The One That Got AwayThe One That Got Away: Villa's Paul Merson sees his shot beat West Ham keeper Shaka Hislop, but it then came off the post.

PREMIERSHIP leaders Aston Villa took their unbeaten record to Upton Park at the weekend and their free-flowing football kept West Ham United on the back foot for the early part of the match.

West Ham 0 ... Aston Villa 0

The initial signs were that the players could be in store for a bruising contest and referee Paul Alcock had a word with Hammers' Steve Lomas and Stan Collymore for a clash in the first minute.

But Collymore for one did not learn his lesson and received the first yellow card on 10 minutes when he sliced Trevor Sinclair's legs from behind.

On 12 minutes, West Ham produced the first attack of the match when Gareth Southgate's mix-up in the Villa defence was nearly capitalised on by Welshman John Hartson, whose curling shot from just outside the penalty box was well tipped over the bar by Villa goalkeeper Michael Oakes.

The Hammers began to gain momentum, with Israeli international Eyal Berkovic and Sinclair pushing the ball forward to Hartson.

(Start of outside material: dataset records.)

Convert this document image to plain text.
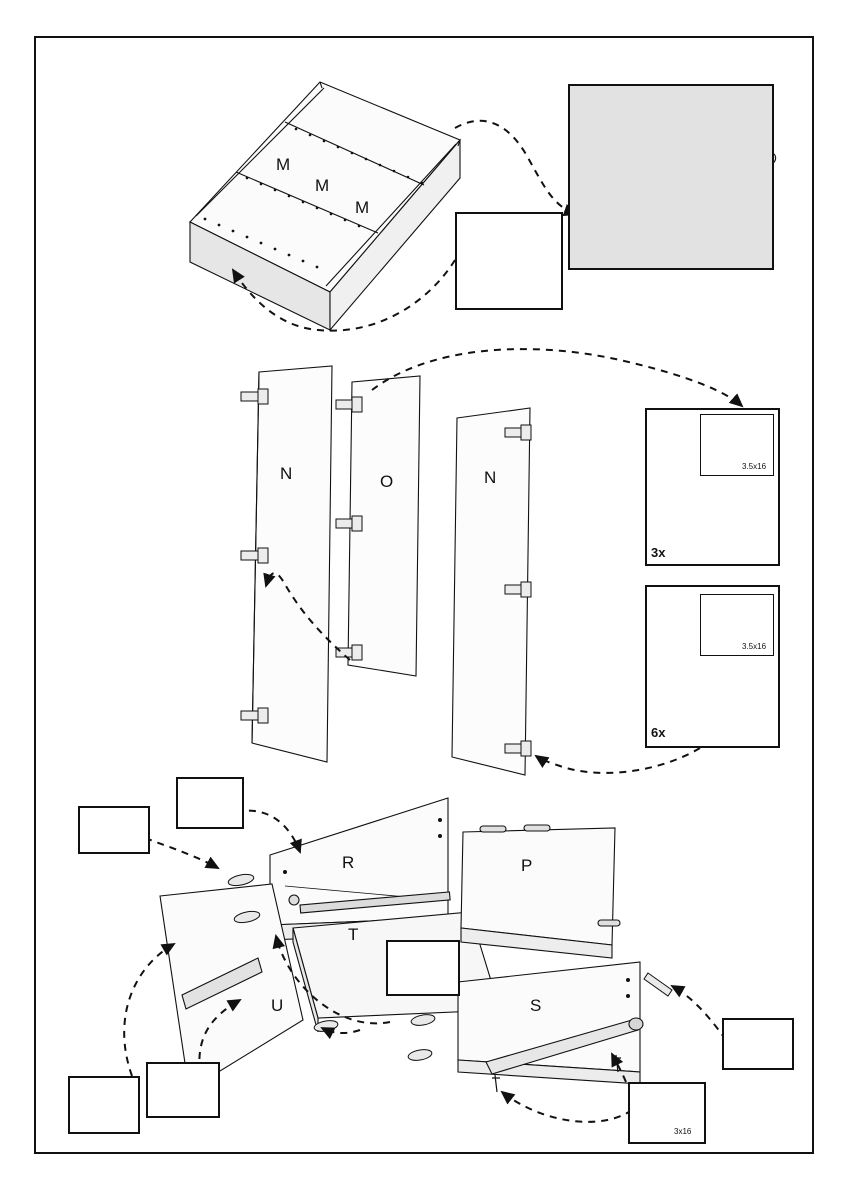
M
M
M
N	O	N
R	P
T
U	S
3x
6x
3.5x16
3.5x16
3x16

The game was a reunion for ex-Arsenal team mates Paul Merson of Villa and the Hammers' Ian Wright, but, by their own standards, both had a relatively quiet start to the match.

With Rio Ferdinand and Neil Ruddock holding fort at the hart of the West Ham defence, Ian Pearce and Julian Dicks took more advanced role and, on 30 minutes, Dicks headed the ball narrowly wide of Villa's left-hand post after a long throw in from Lomas.

Despite Villa's fancy football, Shaka Hislop had very little to do in the West Ham goal throughout the first half, a situation which was to change come later in the game.

The frustration was showing when Alan Thompson was the second Villa player to go into Mr. Alcock's book in the 33rd minute.

Even Carling Premiership manager of the month John Gregory looked concerned when he leapt off the Villa bench to issue instructions.

His men soon reacted to this and Collymore's 40th-minute effort was inches away from giving the visitors the lead.

Harry Redknapp's claret-and-blue army had to battle hard to keep a clean sheet by half-time as Villa pulled themselves back into the match.

Wright came close to breaking the deadlock just before the break, but he blazed wide from the left-hand side of the area.

Villa were quick to reply as Lee Hendrie's sliding shot frectionally missed the West Ham goal.

A friendly pat on the back of Berkovic by his Hammers' collegue Hartson emphasised theri public reconciliation prior to the restart.

With Hartson keen to make amends for his training field attack on Berkovic, it was clearly back to business as Villa were the first off the blocks when, on 50 minutes, Hendrie floated a cross from the left, which was met close range by the head of Thompson — it took an instinctive piece of acrobatics from Hislop to prevent the ball from hitting the back of the net.

Five minutes later, Frank Lampard's low left-hand drive caused havoc in the Villa defence as Oakes had to drop low to scramble the ball away from the bottom corner.

The Hammers again pushed forward in numbers, with Dicks hitting the ball into the Villa goalkeeper within minutes of the Lomas effort.

Hislop again saved West Ham when he blocked an effort from Hendrie which broke to Merson, but the Villa player failed to connect cleanly when in front of an empty goal and Hislop managed to recover and parry the ball away for a corner.

Wright then made way for the long-awaited return from injury for Paul Kitson, much to the delight of the West Ham faithful.